I don’t know about you, but I’m still over here digesting leftovers from last week’s festivities — as well as the passage of that trillion dollar infrastructure act in Washington (more on that in a minute). But as November turns into December, I realize (and you should too): We have very little time to make positive changes to your tax situation before “the books are closed” (so to speak).
What I mean by that is when we cross into 2022, there are very few things you can do that’ll make an impact — aside from having a very good Paducah pro in your corner who can wade through the tax code and your documentation to ensure it all matches up right.
I’ll write here in the next week or two about some *basic* moves you can make before year-end to save, but if you want to get ahead of the game (and onto my calendar), use this:
Now, let’s talk about what’s happening in Washington.
President Biden recently signed the Infrastructure Investment and Jobs Act, which you’ve probably heard of as the trillion-dollar-plus “infrastructure bill.” It has a lot to do with bridges, roads, drinking water, climate improvement, public transit, and internet broadband. They’re calling this a “once-in-a-generation” law.
Now, this bill is DIFFERENT from the “Build Back Better Act” (or BBB) that lawmakers are also looking to pass (and which has already passed the House).
The key difference in this infrastructure act is it is already signed into law.
The new law has a few tax provisions, and some are high-flying, including extending some highway taxes, curtailing a small-business tax break, and allowing bonds for broadband projects and climate-friendly facilities.
The Infrastructure Act also tweaks your taxes moving forward.
Let’s look at some of these changes.
Infrastructure Act Tax Implications for Paducah Taxpayers
“I’m proud to pay taxes in the United States; the only thing is, I could be just as proud for half the money.” – Arthur Godfrey
Let’s flesh out the infrastructure act tax implications by starting with virtual currency.
This change probably has the biggest potential impact on your personal taxes, though it doesn’t kick in for a while yet.
It’s a tax whammy that’s anything but two-bit (coin). If you make any cryptocurrency transactions of five figures or more, you’ll have to report it to our “friends” at the IRS. It seems a lot of people wheel and deal in these currencies and the like and never think to report all the money they’re making. Up till now, it’s been a pretty hard thing for the taxman to track.
But no more.
In 2023, brokers will have to start recording five-figure transactions for both their virtual currency buyers (you) and the IRS just like stock and bond brokers have to.
Now, the IRS has already treated these currencies as property, which means you owe taxes anytime you sell or exchange them. And Uncle Sam has already begun cracking down on people who weren’t properly reporting crypto transactions – even adding a question on the subject to recent Form 1040 tax returns.

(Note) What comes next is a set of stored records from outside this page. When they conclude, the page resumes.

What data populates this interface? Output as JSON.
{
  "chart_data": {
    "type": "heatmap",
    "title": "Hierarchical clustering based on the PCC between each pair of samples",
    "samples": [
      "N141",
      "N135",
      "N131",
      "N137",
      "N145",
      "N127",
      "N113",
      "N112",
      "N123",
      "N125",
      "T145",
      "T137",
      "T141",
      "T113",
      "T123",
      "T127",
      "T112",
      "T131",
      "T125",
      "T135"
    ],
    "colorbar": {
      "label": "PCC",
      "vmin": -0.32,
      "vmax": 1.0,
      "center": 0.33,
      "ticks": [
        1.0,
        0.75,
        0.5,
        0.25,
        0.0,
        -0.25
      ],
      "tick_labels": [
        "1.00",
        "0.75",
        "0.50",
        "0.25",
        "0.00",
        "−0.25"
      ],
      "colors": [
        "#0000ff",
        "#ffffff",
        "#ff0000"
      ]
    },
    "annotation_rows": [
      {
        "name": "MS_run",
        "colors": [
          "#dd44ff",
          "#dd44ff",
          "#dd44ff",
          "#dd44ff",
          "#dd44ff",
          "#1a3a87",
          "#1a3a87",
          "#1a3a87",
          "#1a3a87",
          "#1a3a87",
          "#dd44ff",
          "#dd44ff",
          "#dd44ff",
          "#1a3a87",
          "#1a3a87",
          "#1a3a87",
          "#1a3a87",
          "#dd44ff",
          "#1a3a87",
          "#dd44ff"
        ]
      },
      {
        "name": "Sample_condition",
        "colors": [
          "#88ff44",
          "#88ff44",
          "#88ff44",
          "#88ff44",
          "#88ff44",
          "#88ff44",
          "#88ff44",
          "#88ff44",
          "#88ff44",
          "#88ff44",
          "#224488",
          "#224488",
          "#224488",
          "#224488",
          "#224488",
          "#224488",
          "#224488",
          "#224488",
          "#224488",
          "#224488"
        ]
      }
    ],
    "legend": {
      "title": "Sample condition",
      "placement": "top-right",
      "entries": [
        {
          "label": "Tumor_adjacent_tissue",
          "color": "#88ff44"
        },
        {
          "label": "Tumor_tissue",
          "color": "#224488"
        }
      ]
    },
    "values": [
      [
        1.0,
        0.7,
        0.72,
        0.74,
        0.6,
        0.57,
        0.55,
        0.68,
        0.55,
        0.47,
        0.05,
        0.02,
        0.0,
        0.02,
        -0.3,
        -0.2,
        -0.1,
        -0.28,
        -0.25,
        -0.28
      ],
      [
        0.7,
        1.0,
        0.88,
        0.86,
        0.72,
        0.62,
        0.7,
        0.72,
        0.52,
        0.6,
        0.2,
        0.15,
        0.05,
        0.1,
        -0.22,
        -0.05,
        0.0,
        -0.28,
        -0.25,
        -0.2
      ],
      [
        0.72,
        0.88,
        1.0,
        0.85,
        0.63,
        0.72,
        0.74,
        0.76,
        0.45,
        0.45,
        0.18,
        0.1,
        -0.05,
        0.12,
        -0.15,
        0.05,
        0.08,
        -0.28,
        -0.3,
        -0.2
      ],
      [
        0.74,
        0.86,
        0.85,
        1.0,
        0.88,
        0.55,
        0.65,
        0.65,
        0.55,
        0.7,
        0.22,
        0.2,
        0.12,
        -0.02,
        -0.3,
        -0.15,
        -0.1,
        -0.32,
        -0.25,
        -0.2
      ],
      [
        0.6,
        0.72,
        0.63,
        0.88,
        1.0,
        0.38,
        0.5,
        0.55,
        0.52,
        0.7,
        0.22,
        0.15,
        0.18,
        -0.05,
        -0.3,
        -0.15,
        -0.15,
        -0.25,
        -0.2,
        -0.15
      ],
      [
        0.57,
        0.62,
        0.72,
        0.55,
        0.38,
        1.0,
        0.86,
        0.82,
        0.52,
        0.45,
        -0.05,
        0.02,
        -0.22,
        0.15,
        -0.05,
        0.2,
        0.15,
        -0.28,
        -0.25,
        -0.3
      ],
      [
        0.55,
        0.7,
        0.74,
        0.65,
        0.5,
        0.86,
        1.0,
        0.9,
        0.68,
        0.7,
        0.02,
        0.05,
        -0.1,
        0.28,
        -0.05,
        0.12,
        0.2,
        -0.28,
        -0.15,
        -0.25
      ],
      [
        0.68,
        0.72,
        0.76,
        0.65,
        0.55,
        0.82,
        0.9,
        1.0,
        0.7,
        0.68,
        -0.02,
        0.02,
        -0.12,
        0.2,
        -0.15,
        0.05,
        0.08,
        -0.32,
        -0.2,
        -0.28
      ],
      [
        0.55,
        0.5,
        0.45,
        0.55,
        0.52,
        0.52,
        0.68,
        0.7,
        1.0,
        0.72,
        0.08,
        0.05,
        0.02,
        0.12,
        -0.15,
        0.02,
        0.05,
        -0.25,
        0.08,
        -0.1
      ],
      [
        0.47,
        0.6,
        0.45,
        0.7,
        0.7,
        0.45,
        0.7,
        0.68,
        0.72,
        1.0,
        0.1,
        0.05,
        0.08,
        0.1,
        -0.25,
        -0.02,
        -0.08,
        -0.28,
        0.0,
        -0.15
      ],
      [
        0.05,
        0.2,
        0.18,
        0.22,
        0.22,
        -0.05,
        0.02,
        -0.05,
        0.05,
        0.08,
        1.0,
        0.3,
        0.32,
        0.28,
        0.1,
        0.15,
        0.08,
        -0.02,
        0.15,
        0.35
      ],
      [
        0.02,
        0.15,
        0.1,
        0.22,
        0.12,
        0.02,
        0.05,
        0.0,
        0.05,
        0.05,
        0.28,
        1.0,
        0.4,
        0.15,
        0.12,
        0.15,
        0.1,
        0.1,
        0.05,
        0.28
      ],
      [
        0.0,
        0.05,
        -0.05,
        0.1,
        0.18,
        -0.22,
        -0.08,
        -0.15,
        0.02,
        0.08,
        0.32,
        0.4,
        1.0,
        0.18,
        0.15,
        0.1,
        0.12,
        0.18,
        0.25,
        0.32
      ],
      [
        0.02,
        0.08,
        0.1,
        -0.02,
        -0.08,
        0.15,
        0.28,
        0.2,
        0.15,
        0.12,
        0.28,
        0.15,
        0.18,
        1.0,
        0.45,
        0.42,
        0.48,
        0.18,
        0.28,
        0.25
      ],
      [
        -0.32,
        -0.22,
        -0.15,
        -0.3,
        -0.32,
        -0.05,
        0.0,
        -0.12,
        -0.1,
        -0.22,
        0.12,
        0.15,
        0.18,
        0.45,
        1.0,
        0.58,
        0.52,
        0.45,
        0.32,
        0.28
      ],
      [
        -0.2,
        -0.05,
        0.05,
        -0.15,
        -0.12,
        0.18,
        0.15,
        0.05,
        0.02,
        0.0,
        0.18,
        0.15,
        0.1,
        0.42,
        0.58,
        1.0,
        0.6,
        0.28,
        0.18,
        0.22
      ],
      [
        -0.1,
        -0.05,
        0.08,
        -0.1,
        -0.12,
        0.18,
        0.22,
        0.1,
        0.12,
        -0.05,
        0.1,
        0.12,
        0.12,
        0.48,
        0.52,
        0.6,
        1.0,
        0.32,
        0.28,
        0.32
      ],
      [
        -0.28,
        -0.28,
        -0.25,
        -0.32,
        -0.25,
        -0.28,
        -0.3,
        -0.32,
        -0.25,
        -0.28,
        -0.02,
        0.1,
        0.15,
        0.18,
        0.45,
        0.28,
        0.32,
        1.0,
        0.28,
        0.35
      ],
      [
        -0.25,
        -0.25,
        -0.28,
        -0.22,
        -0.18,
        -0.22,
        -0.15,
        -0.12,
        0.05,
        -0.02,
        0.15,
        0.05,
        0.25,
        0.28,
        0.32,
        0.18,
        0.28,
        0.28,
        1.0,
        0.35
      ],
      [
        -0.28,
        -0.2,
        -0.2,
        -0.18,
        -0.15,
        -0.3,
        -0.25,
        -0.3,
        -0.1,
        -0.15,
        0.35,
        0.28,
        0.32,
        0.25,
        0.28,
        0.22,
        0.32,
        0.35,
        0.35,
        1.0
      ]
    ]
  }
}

This is supposed to quickly boil down to a tax moneymaker for the feds, but critics say “crypto broker” is far too broad a term to apply to all people buying and selling on the market. In the meantime, Washington is working on the terminology (much as they work on anything), and this language may or may not change.
For now, the focus is just on cryptocurrencies, but the IRS is keeping options open regarding “other assets” in the exploding digital marketplace. The phrase being thrown around is “cryptoasset.” Sounds like a band your kids listen to. But be prepared for the broad-sweeping implications of that term…
This is another step in the beginning of how virtual currency may one day be taxed in America. Don’t worry, we’ll keep you posted as changes roll in, so stay tuned.
Time on your side
Currently, the IRS will often give taxpayers extra weeks (even months) to file returns/pay taxes if they’re in areas hard hit by various natural disasters — hurricanes, big blizzards, tornados, floods. But that extra time isn’t necessarily a gimme – the IRS doesn’t have to grant it.
Now, the Infrastructure Act says if you’re in an area that’s been hit with a federally declared disaster, you get more time automatically. And “disasters” now also include major fires.
The new law automatically gives a couple months’ relief after a disaster is declared. It covers filing and paying income, estate, gift, employment, or excise taxes, as well as filing a petition or notice of appeal with the Tax Court, among other extensions.
If this sounds like no big deal for you, just remember: Nobody expects a disaster. This could come in handy. You never know.
And if you know somebody who’s serving right now in a combat zone, let them know they also now have more time for certain dealings with the Tax Court.
The only constant is change
Our friends in Washington are never done with taxes. Other changes loom in future bills (Build Back Better), where they’re talking about a surcharge on the income of the uber-wealthy as well as expanding the Child Tax Credit and Earned Income Tax Credit, among other possible moves.
We stress “possible.” If the Infrastructure Act taught us anything, it’s that you can’t be sure about new tax laws until the ink’s dry on the president’s signature.
We’ll keep you in the know about tax law changes and how they affect Paducah taxpayers.
We’ll be here to answer your questions.